UPDATED: The Hong Kong stock market tumbled by nearly 3% as it reopened on Wednesday. This was the first opportunity for local equities to be traded since the Chinese New Year holidays and the escalation of the coronavirus outbreak that started in Wuhan, central China.
There were steep falls for some of the companies most exposed to the closure of mainland Chinese cinemas over the normally busy Chinese New Year season, and the cancelation of the release of seven Chinese tentpole movies.
Shares in Imax China, which operates over 600 screens, dropped by 7% to HK$15.52. Huanxi Media, the company that called off the theatrical release of its “Lost in Russia” movie and opted instead for an online deal, crumpled by 8.7% to HK$1.79. But that follows a spectacular 33% jump on Friday from HK$1.34 to HK$1.95, when news of the streaming deal was first announced.
Alibaba Pictures, which includes the popular movie ticketing platform Tao Piao Piao, saw its shares fall 9.5% to HK$1.15. That contrasted with ticketing rival Maoyan, which fell in line with the market average, ending the Wednesday trading session down 2.5% at HK$12.52. The latest fall puts Maoyan shares more than 15% below their IPO price of a year ago.
Smaller film companies also wobbled. Starlight, the Chinese film financier behind “Midway,” fell 3.3% on Wednesday to HK$1.74 per share. Hong Kong’s talent, production and cinemas group Emperor Culture, fell 7.9% to HK$0.1. Its direct rival, Media Asia, listed on Hong Kong’s second tier exchange, gained 4.4% to HK$0.047.
The Hang Seng Index of leading stocks finished down 2.8% at 27,160.
Mainland Chinese tech giant Tencent is the largest component of the Hang Seng Index. With activities including online games, video streaming and social media, which could be seen as benefiting from the enforced stay at home trend, Tencent saw its share price rise in the morning trading session, but finish the day 0.7% weaker at HK$383.2.
Mainland Chinese authorities on Wednesday confirmed a total of 5,974 coronavirus cases and a death toll that has risen to 132. While the number of cases exceeds the total recorded during the 2003 SARS outbreak, the number of fatalities is currently lower.
Stock markets in mainland China were scheduled to have reopened on Friday. But authorities have ordered them to remain shut until Monday (Feb. 2) as they extend the Lunar New Year holiday season by three days in an attempt to slow down mass travel and limit the spread of the disease. The holiday season is normally the peak travel period in China.
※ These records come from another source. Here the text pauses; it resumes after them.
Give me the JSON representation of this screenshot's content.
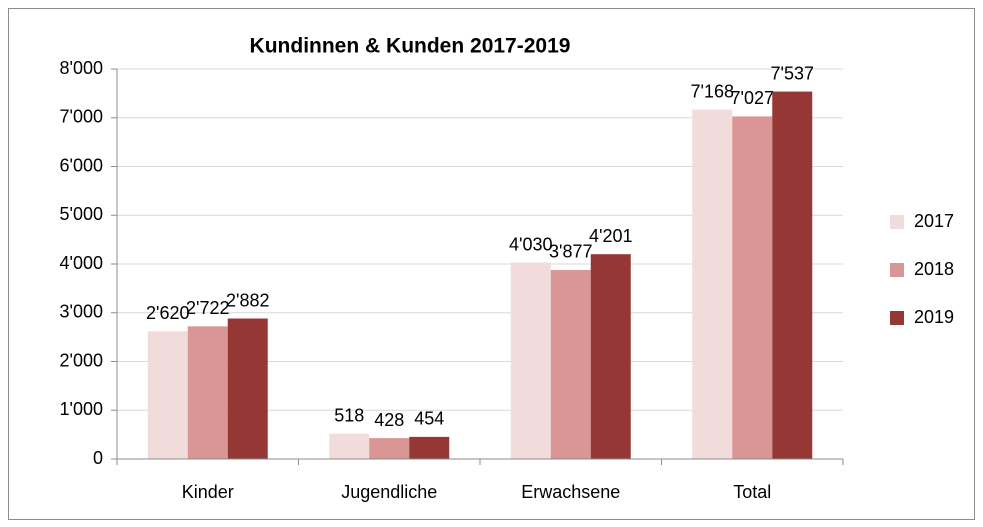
{
  "chart_data": {
    "type": "bar",
    "title": "Kundinnen & Kunden 2017-2019",
    "categories": [
      "Kinder",
      "Jugendliche",
      "Erwachsene",
      "Total"
    ],
    "series": [
      {
        "name": "2017",
        "color": "#f2dcdb",
        "values": [
          2620,
          518,
          4030,
          7168
        ],
        "value_labels": [
          "2'620",
          "518",
          "4'030",
          "7'168"
        ]
      },
      {
        "name": "2018",
        "color": "#d99694",
        "values": [
          2722,
          428,
          3877,
          7027
        ],
        "value_labels": [
          "2'722",
          "428",
          "3'877",
          "7'027"
        ]
      },
      {
        "name": "2019",
        "color": "#953735",
        "values": [
          2882,
          454,
          4201,
          7537
        ],
        "value_labels": [
          "2'882",
          "454",
          "4'201",
          "7'537"
        ]
      }
    ],
    "ylim": [
      0,
      8000
    ],
    "yticks": [
      0,
      {
        "value": 1000,
        "label": "1'000"
      },
      {
        "value": 2000,
        "label": "2'000"
      },
      {
        "value": 3000,
        "label": "3'000"
      },
      {
        "value": 4000,
        "label": "4'000"
      },
      {
        "value": 5000,
        "label": "5'000"
      },
      {
        "value": 6000,
        "label": "6'000"
      },
      {
        "value": 7000,
        "label": "7'000"
      },
      {
        "value": 8000,
        "label": "8'000"
      }
    ],
    "grid": true,
    "legend": "right"
  }
}
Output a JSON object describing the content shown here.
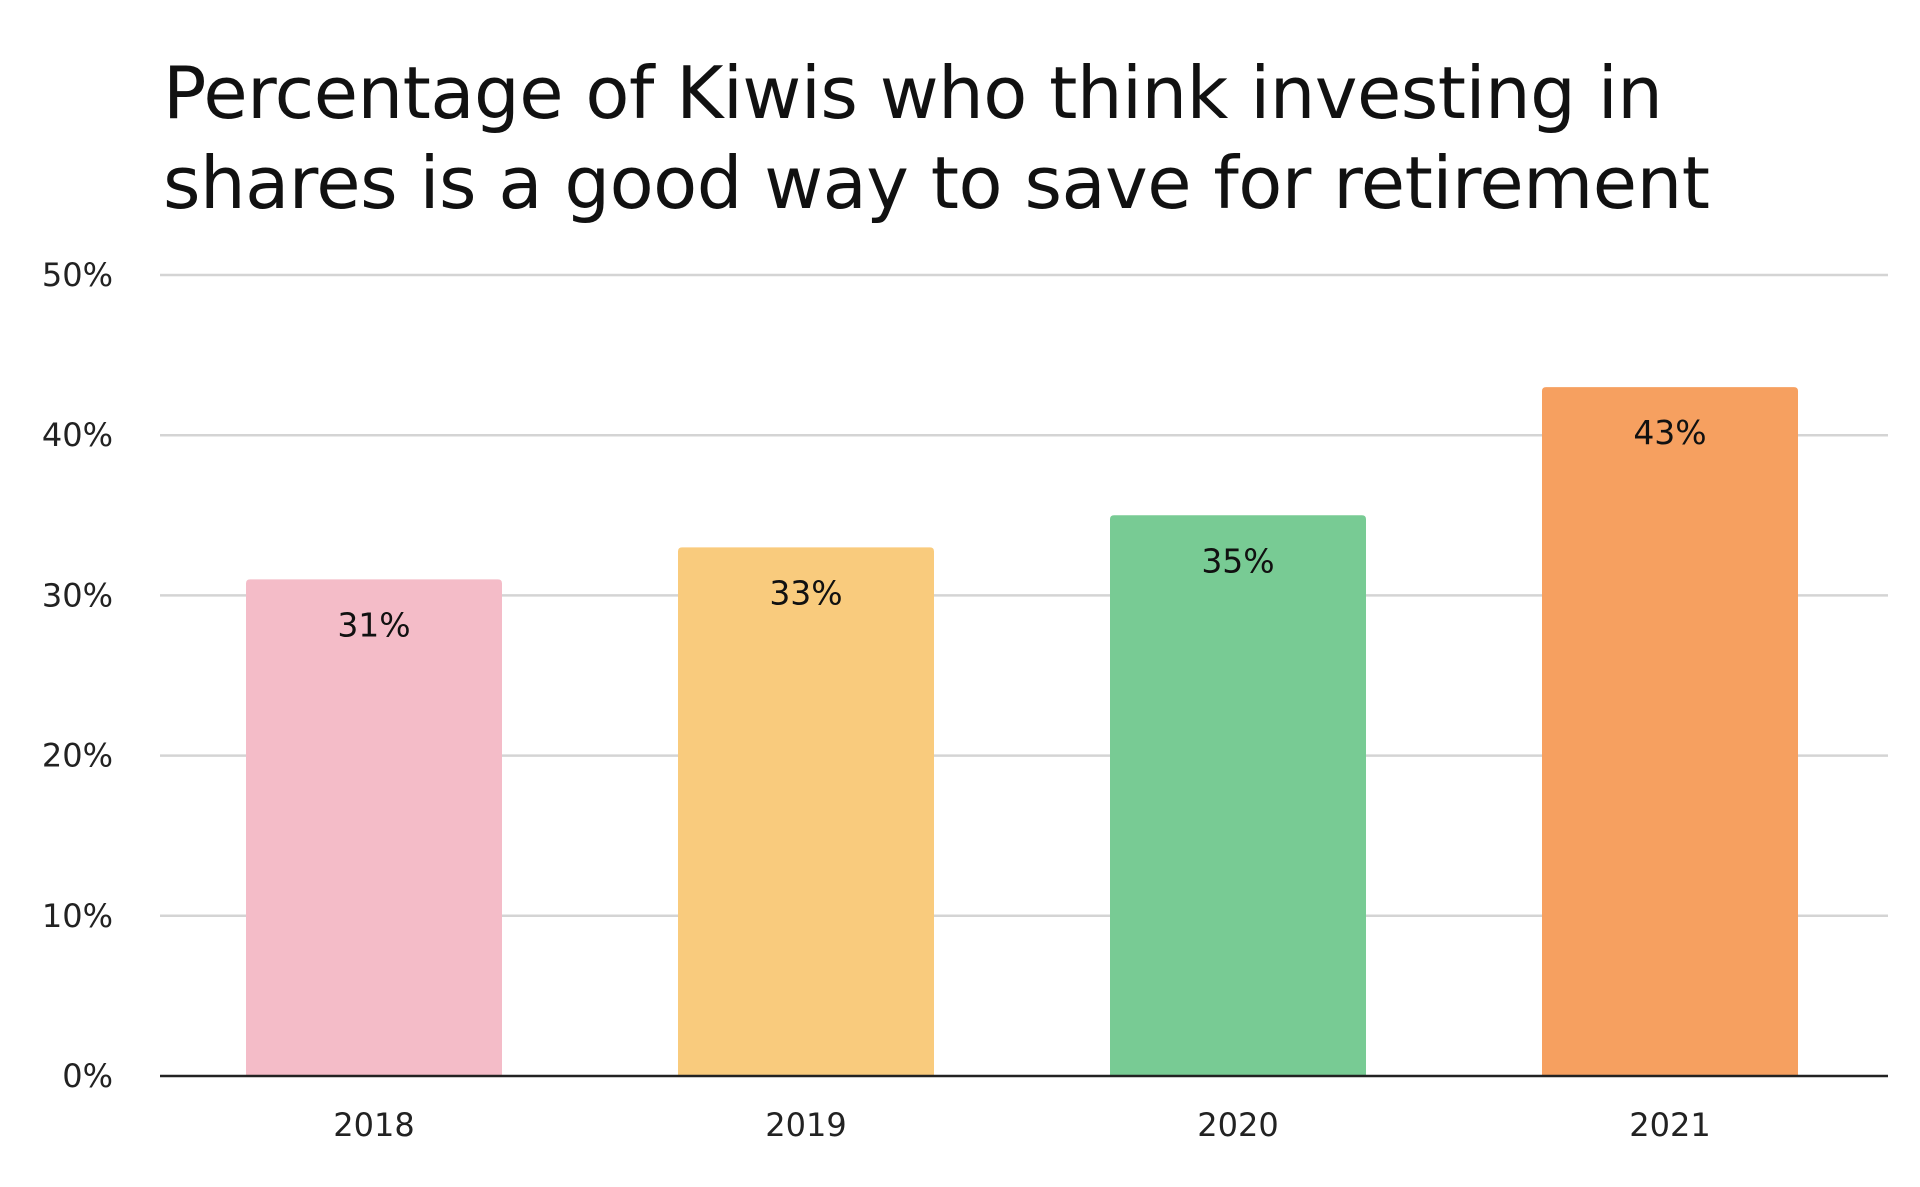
{
  "chart_data": {
    "type": "bar",
    "title": "Percentage of Kiwis who think investing in shares is a good way to save for retirement",
    "categories": [
      "2018",
      "2019",
      "2020",
      "2021"
    ],
    "values": [
      31,
      33,
      35,
      43
    ],
    "data_labels": [
      "31%",
      "33%",
      "35%",
      "43%"
    ],
    "colors": [
      "#f4bcc8",
      "#f9cb7d",
      "#78cb94",
      "#f6a060"
    ],
    "ylim": [
      0,
      50
    ],
    "yticks": [
      0,
      10,
      20,
      30,
      40,
      50
    ],
    "ytick_labels": [
      "0%",
      "10%",
      "20%",
      "30%",
      "40%",
      "50%"
    ],
    "xlabel": "",
    "ylabel": "",
    "grid": true,
    "legend": "none"
  }
}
But Wuhan and many other cities have been in lockdown mode since late last week. Hubei Medical School, in the province which includes Wuhan, said that there could already be 40,000 cases in the city.
Hong Kong so far has only 10 recorded cases of the new disease and no fatalities. The two new cases, announced Wednesday afternoon, are an elderly couple who flew to Hong Kong from Wuhan on Jan. 22.
The territory has ordered schools to stay shut for two weeks, civil servants to work from home this week, and a reduction in travel between the semi-autonomous Chinese territory and the mainland. Six of Hong Kong’s 14 border crossing points will be closed from Thursday. Mainland authorities have helped by halting the issuance of new individual visit permits for travel to Hong Kong and Macau.
That move had an immediate effect on the Hong Kong-traded stocks of Macau’s casino giants.
Sands China fell 5.7% on Wednesday to HK$39 per share. Galaxy Entertainment fell 5.2% to HK$53.15. MGM China fell by 5.7% to HK$11.60. Melco International fell 5.2% to HK$17.58. Stanley Ho’s SJM Holdings fell 3.6% to HK$8.85. Some 47% of Macau gamblers enter the territory on individual visit permits.
Hong Kong’s airlines have already begun moves to halve the number of flights to and from the mainland. British Airways on Wednesday announced the halting of all flights between mainland China and the U.K.